I mean, not really. Any attempt to define reasonableness in programming tends to fall apart in the face of the reality of programming. For example, consider this hypothetical C data structure library:
#include <stdio.h>
#include <stdlib.h>
#include <string.h>
typedef struct {
size_t count;
size_t capacity;
char bytes[];
} MyTailAllocArray;
MyTailAllocArray *MakeArray(size_t size) {
MyTailAllocArray *array = malloc(sizeof(MyTailAllocArray) + size);
if (array == NULL) { return NULL; }
array->count = 0;
array->capacity = size;
memset(array->bytes, 0, size);
return array;
}
size_t ArrayElements(MyTailAllocArray *array, char *elements) {
if (array == NULL) { return 0; }
elements = array->bytes;
return array->count;
}
This defines a simple tail-allocated data structure. Here it's an array of char
but it could be nearly anything, it's just that array of char
is simple. Imagine here that MyTailAllocArray
is an opaque type (that is, the structure definition is not in the public headers), to allow the library to evolve the type going forward.
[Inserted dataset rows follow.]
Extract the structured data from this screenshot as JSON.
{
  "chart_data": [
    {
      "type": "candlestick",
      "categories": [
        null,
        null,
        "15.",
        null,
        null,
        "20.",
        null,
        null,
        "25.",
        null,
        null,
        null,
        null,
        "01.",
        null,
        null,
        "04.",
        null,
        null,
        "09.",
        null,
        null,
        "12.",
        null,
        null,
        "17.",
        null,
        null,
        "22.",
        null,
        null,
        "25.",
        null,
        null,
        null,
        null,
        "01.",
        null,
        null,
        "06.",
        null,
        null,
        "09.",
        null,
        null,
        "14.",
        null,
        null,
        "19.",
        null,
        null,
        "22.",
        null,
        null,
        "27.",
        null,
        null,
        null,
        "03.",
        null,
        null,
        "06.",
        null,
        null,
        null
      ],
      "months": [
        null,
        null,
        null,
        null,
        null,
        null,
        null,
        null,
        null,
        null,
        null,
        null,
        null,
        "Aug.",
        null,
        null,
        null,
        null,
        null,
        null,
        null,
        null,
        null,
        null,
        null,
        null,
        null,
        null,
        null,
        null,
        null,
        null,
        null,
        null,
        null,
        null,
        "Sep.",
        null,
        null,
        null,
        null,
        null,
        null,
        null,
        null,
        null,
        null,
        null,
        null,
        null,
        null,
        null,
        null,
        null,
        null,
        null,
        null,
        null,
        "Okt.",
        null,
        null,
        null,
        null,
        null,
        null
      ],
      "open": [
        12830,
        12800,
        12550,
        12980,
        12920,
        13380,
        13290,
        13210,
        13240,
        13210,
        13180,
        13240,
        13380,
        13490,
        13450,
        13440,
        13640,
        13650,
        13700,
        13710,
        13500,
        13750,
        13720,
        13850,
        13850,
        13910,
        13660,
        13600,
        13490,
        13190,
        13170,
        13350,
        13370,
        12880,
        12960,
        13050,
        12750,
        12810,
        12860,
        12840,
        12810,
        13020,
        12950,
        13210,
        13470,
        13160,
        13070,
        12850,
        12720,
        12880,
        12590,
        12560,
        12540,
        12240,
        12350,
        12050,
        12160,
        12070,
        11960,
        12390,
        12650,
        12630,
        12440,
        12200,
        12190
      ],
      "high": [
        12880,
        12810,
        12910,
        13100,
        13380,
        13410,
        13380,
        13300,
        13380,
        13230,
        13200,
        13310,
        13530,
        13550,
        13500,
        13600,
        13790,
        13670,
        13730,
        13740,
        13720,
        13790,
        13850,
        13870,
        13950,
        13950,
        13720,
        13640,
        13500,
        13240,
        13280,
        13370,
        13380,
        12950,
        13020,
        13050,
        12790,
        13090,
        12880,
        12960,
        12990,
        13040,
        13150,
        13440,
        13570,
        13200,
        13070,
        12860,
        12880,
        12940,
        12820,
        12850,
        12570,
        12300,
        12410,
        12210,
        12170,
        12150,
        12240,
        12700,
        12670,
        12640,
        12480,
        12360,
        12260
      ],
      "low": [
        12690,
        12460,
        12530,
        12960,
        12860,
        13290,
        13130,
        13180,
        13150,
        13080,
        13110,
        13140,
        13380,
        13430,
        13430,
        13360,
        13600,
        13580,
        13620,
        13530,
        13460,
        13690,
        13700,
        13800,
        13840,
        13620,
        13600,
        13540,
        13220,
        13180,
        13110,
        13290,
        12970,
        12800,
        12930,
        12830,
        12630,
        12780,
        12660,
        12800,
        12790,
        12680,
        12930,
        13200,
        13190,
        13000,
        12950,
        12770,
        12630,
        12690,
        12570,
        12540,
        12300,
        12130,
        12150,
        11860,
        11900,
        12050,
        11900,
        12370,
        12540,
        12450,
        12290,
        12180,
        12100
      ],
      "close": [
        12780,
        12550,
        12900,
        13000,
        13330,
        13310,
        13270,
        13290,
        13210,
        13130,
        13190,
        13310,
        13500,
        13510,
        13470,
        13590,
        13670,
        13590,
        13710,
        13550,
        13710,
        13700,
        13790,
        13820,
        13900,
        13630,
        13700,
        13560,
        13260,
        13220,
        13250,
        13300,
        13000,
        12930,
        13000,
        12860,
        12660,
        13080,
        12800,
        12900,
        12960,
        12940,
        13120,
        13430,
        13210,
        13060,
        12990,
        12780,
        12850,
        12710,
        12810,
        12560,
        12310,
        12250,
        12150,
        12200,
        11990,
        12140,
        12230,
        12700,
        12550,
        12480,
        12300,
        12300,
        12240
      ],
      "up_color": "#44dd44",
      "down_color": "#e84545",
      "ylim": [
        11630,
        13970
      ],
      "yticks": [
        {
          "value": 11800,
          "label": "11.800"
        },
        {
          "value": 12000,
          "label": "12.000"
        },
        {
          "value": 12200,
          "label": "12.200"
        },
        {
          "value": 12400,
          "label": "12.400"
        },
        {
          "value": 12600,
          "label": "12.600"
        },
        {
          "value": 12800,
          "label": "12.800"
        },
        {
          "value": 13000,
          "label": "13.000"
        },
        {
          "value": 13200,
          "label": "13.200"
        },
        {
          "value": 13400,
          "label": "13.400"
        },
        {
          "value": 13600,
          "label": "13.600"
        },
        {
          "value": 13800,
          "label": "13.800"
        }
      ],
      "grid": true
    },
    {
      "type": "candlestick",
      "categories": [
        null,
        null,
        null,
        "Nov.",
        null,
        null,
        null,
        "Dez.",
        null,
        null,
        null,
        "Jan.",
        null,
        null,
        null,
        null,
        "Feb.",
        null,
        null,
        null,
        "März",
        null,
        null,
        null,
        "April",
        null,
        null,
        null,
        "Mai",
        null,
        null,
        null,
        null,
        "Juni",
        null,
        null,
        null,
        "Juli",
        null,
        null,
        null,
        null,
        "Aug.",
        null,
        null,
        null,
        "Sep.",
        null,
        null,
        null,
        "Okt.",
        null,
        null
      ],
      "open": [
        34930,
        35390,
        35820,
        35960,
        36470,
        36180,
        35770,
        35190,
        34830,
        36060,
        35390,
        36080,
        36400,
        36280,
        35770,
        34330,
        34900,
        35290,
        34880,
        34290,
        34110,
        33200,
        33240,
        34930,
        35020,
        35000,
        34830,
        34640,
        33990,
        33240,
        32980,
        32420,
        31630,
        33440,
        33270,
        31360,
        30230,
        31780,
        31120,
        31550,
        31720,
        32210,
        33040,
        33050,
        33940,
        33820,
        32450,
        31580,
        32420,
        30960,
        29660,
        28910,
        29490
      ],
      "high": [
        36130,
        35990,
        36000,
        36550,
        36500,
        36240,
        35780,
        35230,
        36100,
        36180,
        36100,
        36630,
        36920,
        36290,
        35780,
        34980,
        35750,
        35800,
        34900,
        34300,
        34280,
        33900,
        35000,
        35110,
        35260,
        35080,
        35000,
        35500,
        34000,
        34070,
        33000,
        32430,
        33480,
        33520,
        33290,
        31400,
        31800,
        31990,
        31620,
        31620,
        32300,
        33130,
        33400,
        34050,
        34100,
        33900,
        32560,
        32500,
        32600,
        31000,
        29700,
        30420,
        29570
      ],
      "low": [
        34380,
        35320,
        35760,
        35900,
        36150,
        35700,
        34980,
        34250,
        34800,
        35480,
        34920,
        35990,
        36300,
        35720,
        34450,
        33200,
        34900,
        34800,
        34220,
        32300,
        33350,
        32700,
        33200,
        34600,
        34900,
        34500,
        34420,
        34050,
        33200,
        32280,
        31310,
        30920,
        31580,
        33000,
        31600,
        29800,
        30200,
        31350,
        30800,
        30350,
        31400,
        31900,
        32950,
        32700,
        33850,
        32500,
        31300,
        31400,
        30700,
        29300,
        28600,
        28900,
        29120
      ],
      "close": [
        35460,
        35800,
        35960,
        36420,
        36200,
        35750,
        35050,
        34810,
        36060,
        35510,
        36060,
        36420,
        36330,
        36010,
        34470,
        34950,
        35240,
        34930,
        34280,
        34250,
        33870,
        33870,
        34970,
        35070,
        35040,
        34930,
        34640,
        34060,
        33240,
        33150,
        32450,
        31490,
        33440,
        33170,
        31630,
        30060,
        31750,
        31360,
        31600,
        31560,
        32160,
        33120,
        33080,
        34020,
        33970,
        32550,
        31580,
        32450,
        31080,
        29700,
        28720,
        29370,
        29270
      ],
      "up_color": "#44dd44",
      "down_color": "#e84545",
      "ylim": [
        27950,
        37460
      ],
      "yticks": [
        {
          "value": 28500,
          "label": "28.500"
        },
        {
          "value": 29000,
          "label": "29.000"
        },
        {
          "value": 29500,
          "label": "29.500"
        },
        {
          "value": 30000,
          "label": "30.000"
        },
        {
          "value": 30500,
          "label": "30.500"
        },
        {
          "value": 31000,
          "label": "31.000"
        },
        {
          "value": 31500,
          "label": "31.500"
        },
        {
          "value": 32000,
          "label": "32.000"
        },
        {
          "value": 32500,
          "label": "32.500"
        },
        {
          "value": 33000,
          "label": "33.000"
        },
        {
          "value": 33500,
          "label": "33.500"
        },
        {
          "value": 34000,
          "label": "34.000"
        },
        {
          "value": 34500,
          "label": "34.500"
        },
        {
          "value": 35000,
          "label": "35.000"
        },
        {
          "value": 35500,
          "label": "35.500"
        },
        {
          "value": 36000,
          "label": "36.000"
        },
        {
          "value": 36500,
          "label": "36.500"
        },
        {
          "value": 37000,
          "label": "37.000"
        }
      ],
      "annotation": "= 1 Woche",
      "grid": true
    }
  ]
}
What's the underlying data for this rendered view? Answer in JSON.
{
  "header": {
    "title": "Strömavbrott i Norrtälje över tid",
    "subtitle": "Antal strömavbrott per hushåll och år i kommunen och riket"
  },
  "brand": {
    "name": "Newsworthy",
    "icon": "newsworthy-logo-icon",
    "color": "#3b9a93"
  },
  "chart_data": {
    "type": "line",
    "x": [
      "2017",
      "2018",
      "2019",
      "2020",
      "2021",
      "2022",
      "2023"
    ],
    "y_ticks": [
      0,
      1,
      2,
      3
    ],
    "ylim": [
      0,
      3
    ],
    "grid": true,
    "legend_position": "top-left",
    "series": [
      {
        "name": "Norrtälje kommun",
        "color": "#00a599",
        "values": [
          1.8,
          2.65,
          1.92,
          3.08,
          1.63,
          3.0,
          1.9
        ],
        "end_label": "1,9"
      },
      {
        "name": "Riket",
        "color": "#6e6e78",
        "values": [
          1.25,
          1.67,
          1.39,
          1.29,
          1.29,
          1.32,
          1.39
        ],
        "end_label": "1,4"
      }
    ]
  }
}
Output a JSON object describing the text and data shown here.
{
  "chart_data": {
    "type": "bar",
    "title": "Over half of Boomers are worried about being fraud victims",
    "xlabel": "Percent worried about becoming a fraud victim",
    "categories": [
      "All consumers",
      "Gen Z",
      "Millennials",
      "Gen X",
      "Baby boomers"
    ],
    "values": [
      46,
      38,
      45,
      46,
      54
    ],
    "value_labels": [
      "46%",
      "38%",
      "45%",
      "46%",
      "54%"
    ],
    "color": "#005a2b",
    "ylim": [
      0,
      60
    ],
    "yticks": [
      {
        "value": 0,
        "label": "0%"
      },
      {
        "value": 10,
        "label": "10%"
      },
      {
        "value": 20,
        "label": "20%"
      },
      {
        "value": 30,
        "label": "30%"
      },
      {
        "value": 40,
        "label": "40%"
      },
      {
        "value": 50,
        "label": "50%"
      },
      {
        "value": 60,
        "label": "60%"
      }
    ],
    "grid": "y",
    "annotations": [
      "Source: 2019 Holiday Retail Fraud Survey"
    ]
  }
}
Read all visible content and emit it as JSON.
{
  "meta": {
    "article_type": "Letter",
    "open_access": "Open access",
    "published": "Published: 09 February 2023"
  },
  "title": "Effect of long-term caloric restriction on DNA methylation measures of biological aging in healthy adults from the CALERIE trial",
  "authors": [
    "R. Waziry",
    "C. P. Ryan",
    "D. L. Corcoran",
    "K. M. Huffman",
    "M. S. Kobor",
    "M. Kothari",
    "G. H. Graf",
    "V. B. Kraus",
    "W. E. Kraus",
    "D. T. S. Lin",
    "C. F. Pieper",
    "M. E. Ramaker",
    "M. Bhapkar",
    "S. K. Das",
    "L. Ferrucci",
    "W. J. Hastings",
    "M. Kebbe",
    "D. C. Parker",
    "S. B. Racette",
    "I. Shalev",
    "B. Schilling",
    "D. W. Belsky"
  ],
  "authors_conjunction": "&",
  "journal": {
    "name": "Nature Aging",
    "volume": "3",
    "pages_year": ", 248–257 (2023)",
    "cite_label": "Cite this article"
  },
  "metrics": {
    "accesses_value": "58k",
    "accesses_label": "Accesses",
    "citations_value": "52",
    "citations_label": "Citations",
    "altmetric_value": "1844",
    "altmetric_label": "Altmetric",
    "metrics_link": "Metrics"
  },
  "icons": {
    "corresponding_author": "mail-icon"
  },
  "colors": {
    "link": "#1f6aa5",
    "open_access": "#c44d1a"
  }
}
We then have a simple function that passes out an interior pointer to the elements. The question is, is it safe to assume that if the elements
pointer is non-null it's safe to dereference? The answer is no. There are two cases where it is not safe to dereference: the first is if you passed a null pointer for array
, the second is if array->capacity
is 0
(that is, it was originally allocated as a zero-sized array). In that case, the pointer is pointing off the "back" of the data structure, and is therefore out of bounds and is not safe to dereference.
Now, it isn't unreasonable to say that this C library is not defensive enough against this kind of situation, but it's an unfortunate reality that C code tends not to be. It's really common to find functions that require you to check the returned length before you go accessing a pointer.